History LLMs: Models trained exclusively on pre-1913 texts
TL;DR Highlight
A 4B parameter LLM family trained from scratch on 80B tokens of historical text through 1913 — it embodies the pre-WWI worldview and can't know about anything after.
Who Should Read
ML researchers interested in domain-specific pretraining and historical NLP, and digital humanities scholars exploring AI for historical text analysis.
Core Mechanics
- The model family was trained exclusively on historical texts from before 1913 — newspapers, books, letters, government documents — containing no modern vocabulary, concepts, or references.
- The result is a model that genuinely 'thinks' in the idiom and worldview of the late 19th/early 20th century: it doesn't know about WWI, modern physics, or computing.
- This makes it useful for period-accurate text generation, historical document analysis, and studying how language and reasoning patterns have changed over time.
- The 80B token pretraining corpus is notable — assembling high-quality historical text at this scale required significant digitization and cleaning effort.
- The model family (4B parameters) is small enough to run locally, making it accessible for humanities research without GPU cluster requirements.
- Evaluation showed the model excels at historical text completion and period-appropriate prose generation, but obviously fails at any task requiring modern knowledge.
Evidence
- Demo outputs shared in the HN thread showed convincingly period-accurate prose — no anachronisms, appropriate vocabulary register, and correct historical references.
- Digital humanities researchers in the comments expressed genuine excitement, noting this fills a gap in current NLP tools for pre-modern text analysis.
- Debate about the value of 'isolated' period models vs fine-tuning a modern model on historical data — the argument for isolation is that modern training data introduces anachronistic reasoning patterns.
- Historians noted potential use in transcribing and extending damaged historical documents where period-accurate language modeling is crucial.
How to Apply
- For digital humanities: use the model for historical document completion, transcription assistance, and period-accurate text generation without worrying about modern contamination.
- For NLP researchers: this is a useful probe model for studying how language and conceptual structure have changed — compare outputs on the same prompts to a modern model.

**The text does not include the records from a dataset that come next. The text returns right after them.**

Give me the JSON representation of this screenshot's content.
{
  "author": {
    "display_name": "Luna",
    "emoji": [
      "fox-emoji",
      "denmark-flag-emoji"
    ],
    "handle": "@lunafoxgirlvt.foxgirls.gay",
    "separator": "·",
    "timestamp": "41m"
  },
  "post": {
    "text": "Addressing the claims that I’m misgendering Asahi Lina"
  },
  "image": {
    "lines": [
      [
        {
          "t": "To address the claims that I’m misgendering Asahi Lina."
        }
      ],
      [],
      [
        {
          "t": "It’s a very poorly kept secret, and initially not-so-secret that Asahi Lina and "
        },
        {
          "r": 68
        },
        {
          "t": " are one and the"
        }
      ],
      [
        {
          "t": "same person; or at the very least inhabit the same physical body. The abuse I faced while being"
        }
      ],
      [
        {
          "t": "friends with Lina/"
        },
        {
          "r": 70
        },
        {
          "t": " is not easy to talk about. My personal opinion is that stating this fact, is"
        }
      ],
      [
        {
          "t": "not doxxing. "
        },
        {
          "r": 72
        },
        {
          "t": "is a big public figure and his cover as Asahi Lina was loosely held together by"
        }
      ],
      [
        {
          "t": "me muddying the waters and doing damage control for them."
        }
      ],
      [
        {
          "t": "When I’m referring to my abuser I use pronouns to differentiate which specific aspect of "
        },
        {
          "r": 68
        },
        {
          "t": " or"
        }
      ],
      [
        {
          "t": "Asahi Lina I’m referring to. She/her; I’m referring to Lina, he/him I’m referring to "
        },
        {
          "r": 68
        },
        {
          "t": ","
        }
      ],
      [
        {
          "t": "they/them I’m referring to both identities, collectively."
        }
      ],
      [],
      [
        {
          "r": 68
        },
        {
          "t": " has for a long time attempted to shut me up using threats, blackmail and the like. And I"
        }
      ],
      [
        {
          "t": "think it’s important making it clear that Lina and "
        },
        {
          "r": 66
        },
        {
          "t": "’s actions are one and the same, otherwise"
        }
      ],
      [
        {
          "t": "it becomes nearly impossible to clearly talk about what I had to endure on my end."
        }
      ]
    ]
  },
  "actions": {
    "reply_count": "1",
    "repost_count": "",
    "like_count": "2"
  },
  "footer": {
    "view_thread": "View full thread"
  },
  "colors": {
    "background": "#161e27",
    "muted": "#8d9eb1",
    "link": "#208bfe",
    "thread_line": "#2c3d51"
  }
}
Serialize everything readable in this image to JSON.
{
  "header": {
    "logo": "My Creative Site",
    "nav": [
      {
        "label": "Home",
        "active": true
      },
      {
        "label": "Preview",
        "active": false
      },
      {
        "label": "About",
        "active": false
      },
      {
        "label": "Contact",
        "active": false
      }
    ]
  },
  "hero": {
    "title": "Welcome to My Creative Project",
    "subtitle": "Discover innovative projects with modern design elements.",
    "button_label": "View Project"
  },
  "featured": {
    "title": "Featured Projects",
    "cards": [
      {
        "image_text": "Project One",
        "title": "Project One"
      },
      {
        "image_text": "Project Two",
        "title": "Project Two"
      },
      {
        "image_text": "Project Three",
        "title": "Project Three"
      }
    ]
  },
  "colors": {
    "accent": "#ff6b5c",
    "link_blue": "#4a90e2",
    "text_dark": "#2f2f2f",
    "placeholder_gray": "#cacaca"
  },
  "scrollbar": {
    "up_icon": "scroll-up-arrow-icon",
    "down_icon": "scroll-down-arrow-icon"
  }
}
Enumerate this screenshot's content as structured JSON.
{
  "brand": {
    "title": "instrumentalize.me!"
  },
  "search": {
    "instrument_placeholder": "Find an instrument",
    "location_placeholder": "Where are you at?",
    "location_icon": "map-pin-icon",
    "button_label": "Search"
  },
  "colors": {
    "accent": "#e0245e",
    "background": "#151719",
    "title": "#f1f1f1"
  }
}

- If you're building historical education tools or games, this model provides a unique source of period-appropriate generated content.
- The corpus assembly methodology (80B tokens of pre-1913 text) is itself worth studying for researchers building other domain-specific or temporal pretraining datasets.
Terminology
Domain-specific pretrainingTraining a language model from scratch on a curated corpus focused on a specific domain, time period, or genre rather than general web text.
Temporal isolationA training methodology where the data cutoff is a deliberate design choice, preventing the model from learning about events or concepts after a specific date.
Digital humanitiesAcademic field applying computational methods to humanistic research — history, literature, linguistics — including NLP for historical text analysis.